Through the use of conceptual scaling the WAVE system builds up and synthesizes the features of Web documents - such as purpose, form, location, estimated access time, size, time of last revision, etc. - into a conceptual structure, a systematized and orderly whole.
The final step in automatic document analysis is the interactive presentation and exploration of results. A subset of facets can be chosen and starting from these, a local environment of related items can be explored. As an additional method for handling large amounts of data, a 3D browser can then be used to navigate in the information space.
When browsing a very large data repository, it can be desirable to select a set of starting objects and to interactively explore their neighborhood.
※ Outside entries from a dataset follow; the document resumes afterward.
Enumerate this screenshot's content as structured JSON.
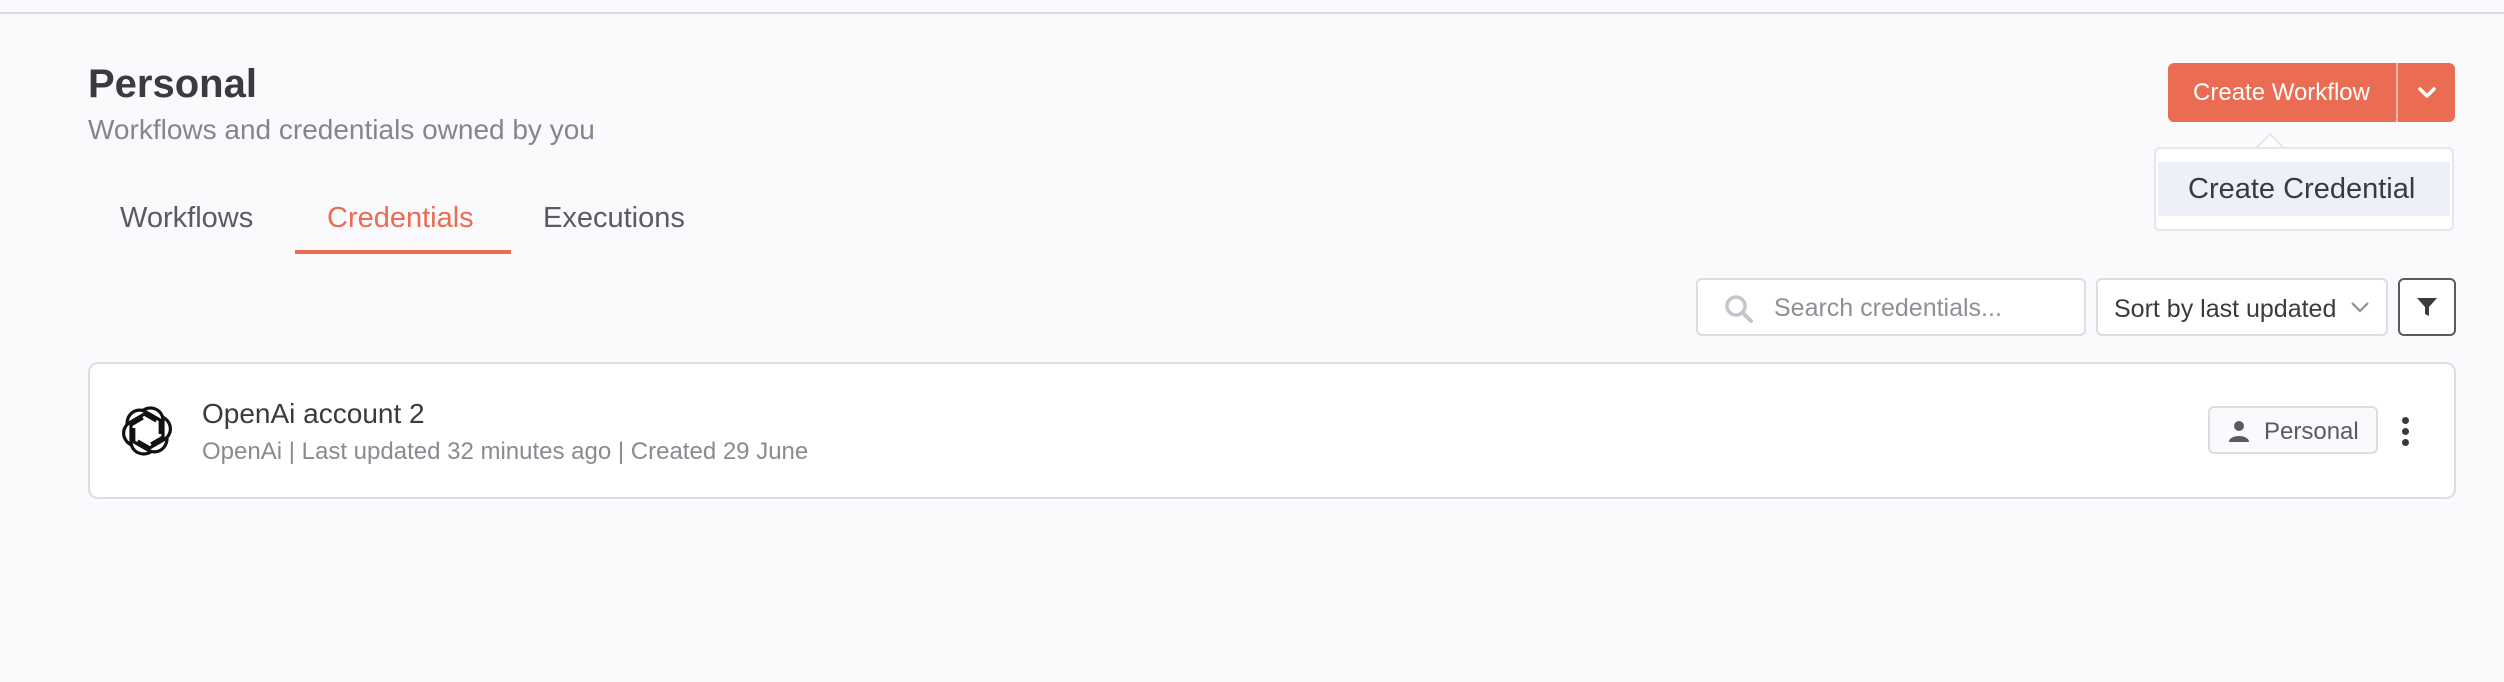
{
  "header": {
    "title": "Personal",
    "subtitle": "Workflows and credentials owned by you"
  },
  "tabs": [
    {
      "label": "Workflows",
      "active": false
    },
    {
      "label": "Credentials",
      "active": true
    },
    {
      "label": "Executions",
      "active": false
    }
  ],
  "actions": {
    "create_workflow_label": "Create Workflow",
    "dropdown_items": [
      "Create Credential"
    ]
  },
  "toolbar": {
    "search_placeholder": "Search credentials...",
    "search_value": "",
    "sort_label": "Sort by last updated",
    "filter_icon": "filter-icon"
  },
  "credentials": [
    {
      "name": "OpenAi account 2",
      "type": "OpenAi",
      "last_updated": "Last updated 32 minutes ago",
      "created": "Created 29 June",
      "owner": "Personal",
      "icon": "openai-logo-icon"
    }
  ],
  "colors": {
    "accent": "#ea6c53",
    "background": "#fafafc",
    "border": "#dcdce3"
  }
}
This process consists of the following steps:
The increased processing speed of modern workstations and specialized graphics hardware allows for interactive 3D visualization and navigation, and for creation of a 3-dimensional information workspace metaphor. Free navigation in the information space provides an intuitive means of centering in on interesting sub-areas (thus providing a fisheye view of the graph [Fu86]). The use of 3D perspective allows at the same time for holding more objects on the screen then a 2-dimensional layout does. The interactive browsing component of WAVE uses a conventional graph layout algorithm to compute coordinates of information nodes on a plane, which are rendered as three-dimensional objects. Figure 4 shows a screenshot of the WAVE 3D browser. Size, shape and color of these objects can be varied to reflect semantics; e.g. relevance or document size.
By selecting an object node, information associated with the object can be queried. Besides being able to freely move around in the 3D space, the user can also decide to let the system warp smoothly to a given information node. Future work on the WAVE navigator will be directed at including true three-dimensional layout of information; e.g. three-dimensional representation of hierarchies as ``information cone trees'' [RCM93].
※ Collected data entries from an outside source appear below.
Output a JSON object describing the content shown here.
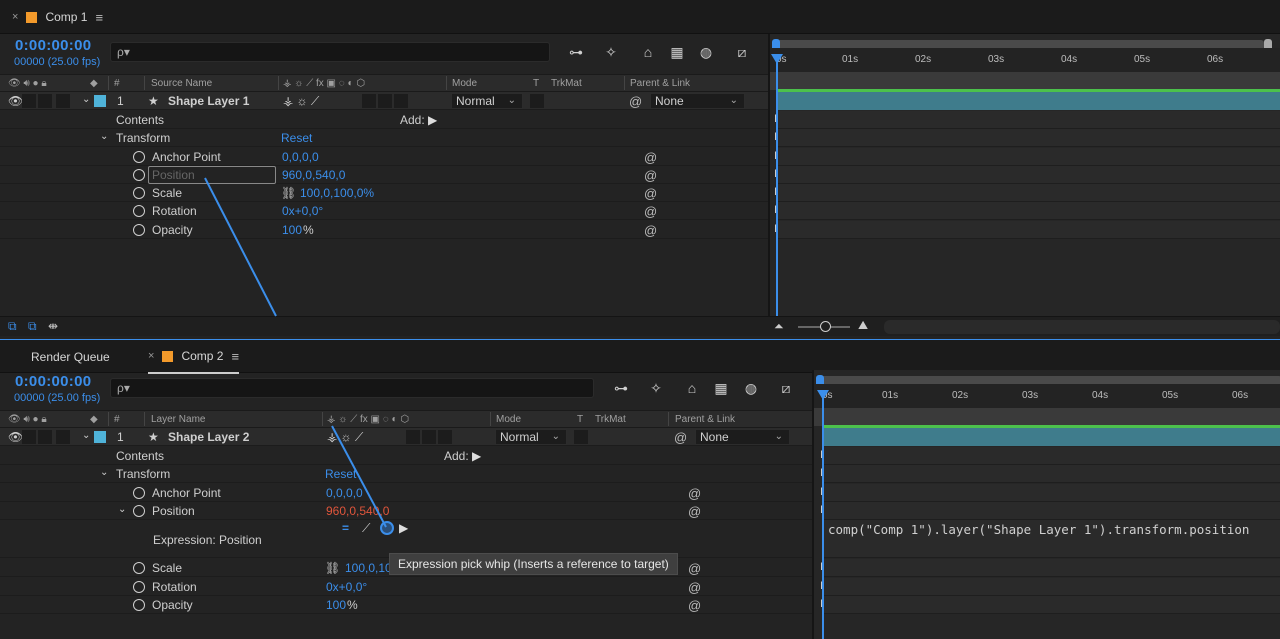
{
  "comp1": {
    "tab": {
      "close": "×",
      "label": "Comp 1",
      "menu": "≡"
    },
    "timecode": "0:00:00:00",
    "fps": "00000 (25.00 fps)",
    "search_placeholder": "ρ▾",
    "columns": {
      "num": "#",
      "source": "Source Name",
      "switches": "⚶ ☼ ⟋ fx ▣ ◌ ◐ ⬡",
      "mode": "Mode",
      "t": "T",
      "trkmat": "TrkMat",
      "parent": "Parent & Link"
    },
    "layer": {
      "index": "1",
      "name": "Shape Layer 1",
      "mode": "Normal",
      "parent": "None"
    },
    "contents": "Contents",
    "add": "Add:",
    "transform": "Transform",
    "reset": "Reset",
    "props": [
      {
        "name": "Anchor Point",
        "value": "0,0,0,0"
      },
      {
        "name": "Position",
        "value": "960,0,540,0"
      },
      {
        "name": "Scale",
        "value": "100,0,100,0%"
      },
      {
        "name": "Rotation",
        "value": "0x+0,0°"
      },
      {
        "name": "Opacity",
        "value": "100",
        "unit": "%"
      }
    ],
    "ruler": [
      "0s",
      "01s",
      "02s",
      "03s",
      "04s",
      "05s",
      "06s"
    ]
  },
  "comp2": {
    "render_queue": "Render Queue",
    "tab": {
      "close": "×",
      "label": "Comp 2",
      "menu": "≡"
    },
    "timecode": "0:00:00:00",
    "fps": "00000 (25.00 fps)",
    "search_placeholder": "ρ▾",
    "columns": {
      "num": "#",
      "source": "Layer Name",
      "mode": "Mode",
      "t": "T",
      "trkmat": "TrkMat",
      "parent": "Parent & Link"
    },
    "layer": {
      "index": "1",
      "name": "Shape Layer 2",
      "mode": "Normal",
      "parent": "None"
    },
    "contents": "Contents",
    "add": "Add:",
    "transform": "Transform",
    "reset": "Reset",
    "anchor": {
      "name": "Anchor Point",
      "value": "0,0,0,0"
    },
    "position": {
      "name": "Position",
      "value": "960,0,540,0"
    },
    "expression_label": "Expression: Position",
    "expression_text": "comp(\"Comp 1\").layer(\"Shape Layer 1\").transform.position",
    "tooltip": "Expression pick whip (Inserts a reference to target)",
    "scale": {
      "name": "Scale",
      "value": "100,0,10"
    },
    "rotation": {
      "name": "Rotation",
      "value": "0x+0,0°"
    },
    "opacity": {
      "name": "Opacity",
      "value": "100",
      "unit": "%"
    },
    "ruler": [
      "0s",
      "01s",
      "02s",
      "03s",
      "04s",
      "05s",
      "06s"
    ]
  },
  "colors": {
    "accent": "#3b8eea",
    "layer_bar": "#3f7c8c",
    "label_swatch": "#4fb3d9",
    "comp_tab": "#f39a2b",
    "red_value": "#e0553b"
  }
}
In this paper we have introduced WAVE, a system for the conceptual analysis and automatic classification of documents on the World-Wide Web. We have introduced the process of constructing conceptual structures of Web documents in terms of the three phases: acquisition of raw data; analysis and classification; and visualization and interactive browsing. By means of the theoretical underpinning provided by Concept Anlysis, we have focussed on the close relationship between the WAVE system and the techniques of cataloging and classification in Library Science. More specifically, we have discussed the interpretative nature of the conceptual scaling process, called facetted classification in Library Science. Finally, we have given an overview of the user interface and visualization components of WAVE.
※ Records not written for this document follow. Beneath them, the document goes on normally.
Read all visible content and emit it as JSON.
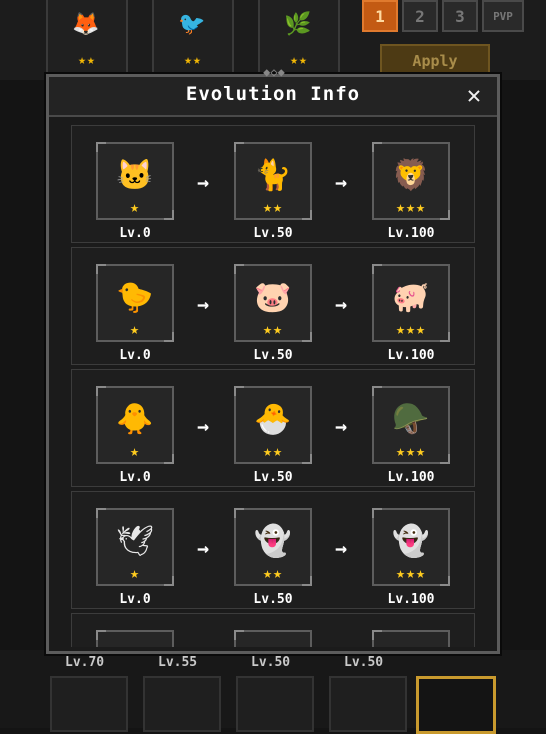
{
  "top_slots": [
    {
      "pet_icon": "fox-pet-icon",
      "glyph": "🦊",
      "stars": "★★"
    },
    {
      "pet_icon": "bird-pet-icon",
      "glyph": "🐦",
      "stars": "★★"
    },
    {
      "pet_icon": "leaf-pet-icon",
      "glyph": "🌿",
      "stars": "★★"
    }
  ],
  "tabs": [
    "1",
    "2",
    "3",
    "PVP"
  ],
  "active_tab": "1",
  "apply_label": "Apply",
  "modal": {
    "title": "Evolution Info",
    "close_icon": "close-icon",
    "rows": [
      {
        "stages": [
          {
            "icon": "pink-cat-icon",
            "glyph": "🐱",
            "stars": "★",
            "level": "Lv.0"
          },
          {
            "icon": "pink-cat-icon",
            "glyph": "🐈",
            "stars": "★★",
            "level": "Lv.50"
          },
          {
            "icon": "winged-cat-icon",
            "glyph": "🦁",
            "stars": "★★★",
            "level": "Lv.100"
          }
        ]
      },
      {
        "stages": [
          {
            "icon": "yellow-pig-icon",
            "glyph": "🐤",
            "stars": "★",
            "level": "Lv.0"
          },
          {
            "icon": "yellow-pig-icon",
            "glyph": "🐷",
            "stars": "★★",
            "level": "Lv.50"
          },
          {
            "icon": "winged-pig-icon",
            "glyph": "🐖",
            "stars": "★★★",
            "level": "Lv.100"
          }
        ]
      },
      {
        "stages": [
          {
            "icon": "chick-icon",
            "glyph": "🐥",
            "stars": "★",
            "level": "Lv.0"
          },
          {
            "icon": "helmet-chick-icon",
            "glyph": "🐣",
            "stars": "★★",
            "level": "Lv.50"
          },
          {
            "icon": "knight-chick-icon",
            "glyph": "🪖",
            "stars": "★★★",
            "level": "Lv.100"
          }
        ]
      },
      {
        "stages": [
          {
            "icon": "ghost-icon",
            "glyph": "🕊",
            "stars": "★",
            "level": "Lv.0"
          },
          {
            "icon": "ghost-icon",
            "glyph": "👻",
            "stars": "★★",
            "level": "Lv.50"
          },
          {
            "icon": "ghost-icon",
            "glyph": "👻",
            "stars": "★★★",
            "level": "Lv.100"
          }
        ]
      },
      {
        "stages": [
          {
            "icon": "pet-icon",
            "glyph": "",
            "stars": "",
            "level": ""
          },
          {
            "icon": "pet-icon",
            "glyph": "",
            "stars": "",
            "level": ""
          },
          {
            "icon": "pet-icon",
            "glyph": "",
            "stars": "",
            "level": ""
          }
        ]
      }
    ]
  },
  "bottom": {
    "levels": [
      "Lv.70",
      "Lv.55",
      "Lv.50",
      "Lv.50"
    ]
  }
}
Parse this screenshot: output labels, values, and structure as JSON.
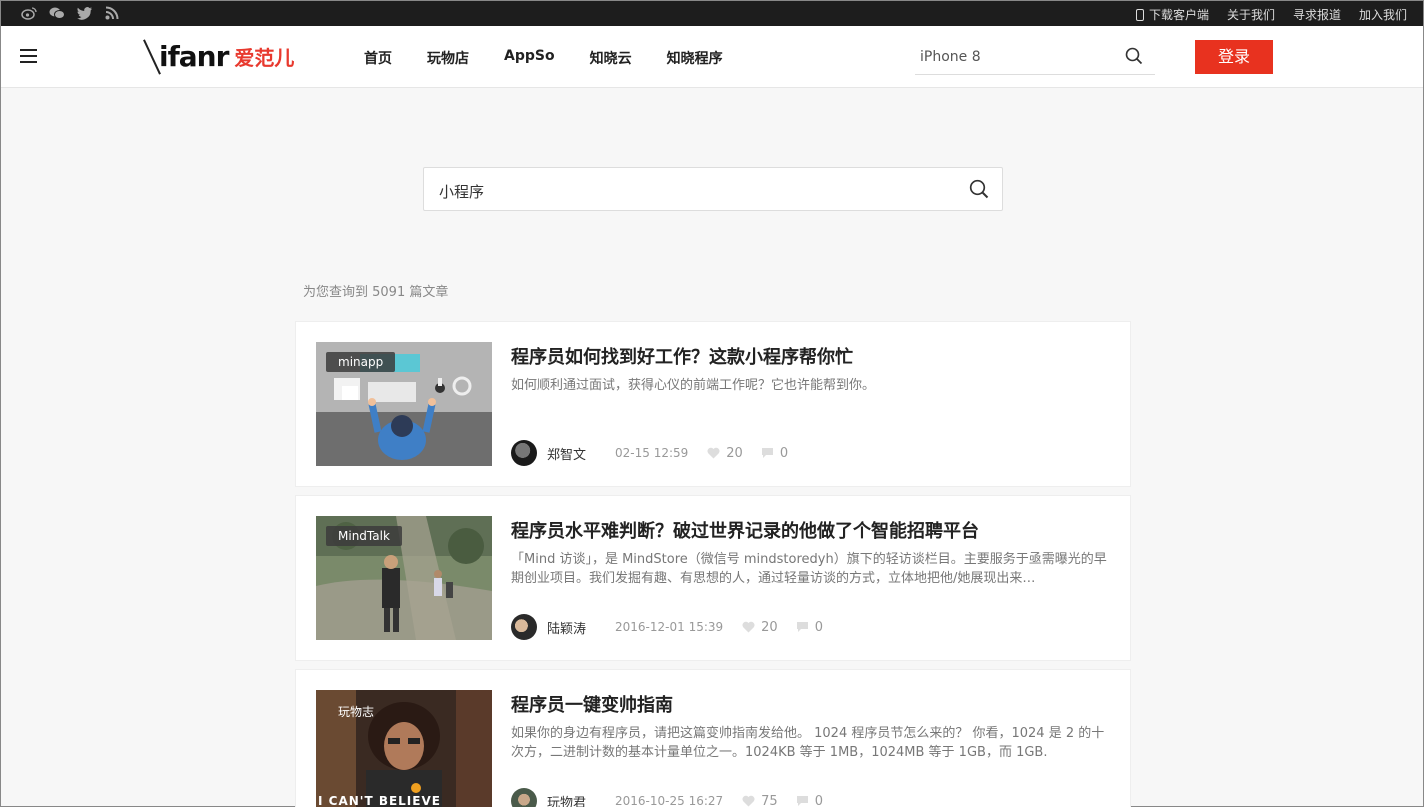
{
  "topbar": {
    "social_icons": [
      "weibo-icon",
      "wechat-icon",
      "twitter-icon",
      "rss-icon"
    ],
    "links": [
      "下载客户端",
      "关于我们",
      "寻求报道",
      "加入我们"
    ]
  },
  "header": {
    "logo_en": "ifanr",
    "logo_cn": "爱范儿",
    "nav": [
      "首页",
      "玩物店",
      "AppSo",
      "知晓云",
      "知晓程序"
    ],
    "search_value": "iPhone 8",
    "login_label": "登录"
  },
  "search": {
    "query": "小程序"
  },
  "results": {
    "count_text": "为您查询到 5091 篇文章",
    "items": [
      {
        "tag": "minapp",
        "title": "程序员如何找到好工作？这款小程序帮你忙",
        "desc": "如何顺利通过面试，获得心仪的前端工作呢？它也许能帮到你。",
        "author": "郑智文",
        "date": "02-15 12:59",
        "likes": "20",
        "comments": "0"
      },
      {
        "tag": "MindTalk",
        "title": "程序员水平难判断？破过世界记录的他做了个智能招聘平台",
        "desc": "「Mind 访谈」，是 MindStore（微信号 mindstoredyh）旗下的轻访谈栏目。主要服务于亟需曝光的早期创业项目。我们发掘有趣、有思想的人，通过轻量访谈的方式，立体地把他/她展现出来…",
        "author": "陆颖涛",
        "date": "2016-12-01 15:39",
        "likes": "20",
        "comments": "0"
      },
      {
        "tag": "玩物志",
        "title": "程序员一键变帅指南",
        "desc": "如果你的身边有程序员，请把这篇变帅指南发给他。 1024 程序员节怎么来的？ 你看，1024 是 2 的十次方，二进制计数的基本计量单位之一。1024KB 等于 1MB，1024MB 等于 1GB，而 1GB.",
        "author": "玩物君",
        "date": "2016-10-25 16:27",
        "likes": "75",
        "comments": "0",
        "thumb_caption": "I CAN'T BELIEVE"
      }
    ]
  },
  "colors": {
    "accent": "#e8321f",
    "topbar_bg": "#1d1d1d",
    "page_bg": "#f7f7f7"
  }
}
The most urgent task left unfinished at this time is work on the design and implementation of software for the creation of conceptual scales. Conceptual scales, which are known as facets in Library Science, provide the user with interpretations and views of data. As one might expect, the creation of conceptual scales is a social process. Users will often disagree about how to interpret data. There will often be strong contention between community standards and individual preferences. As a result, scale creation software must have a large user interface component.
Another very important task to be completed in the near future is the implementation of navigation over a true three-dimensional representation of conceptual hierarchies.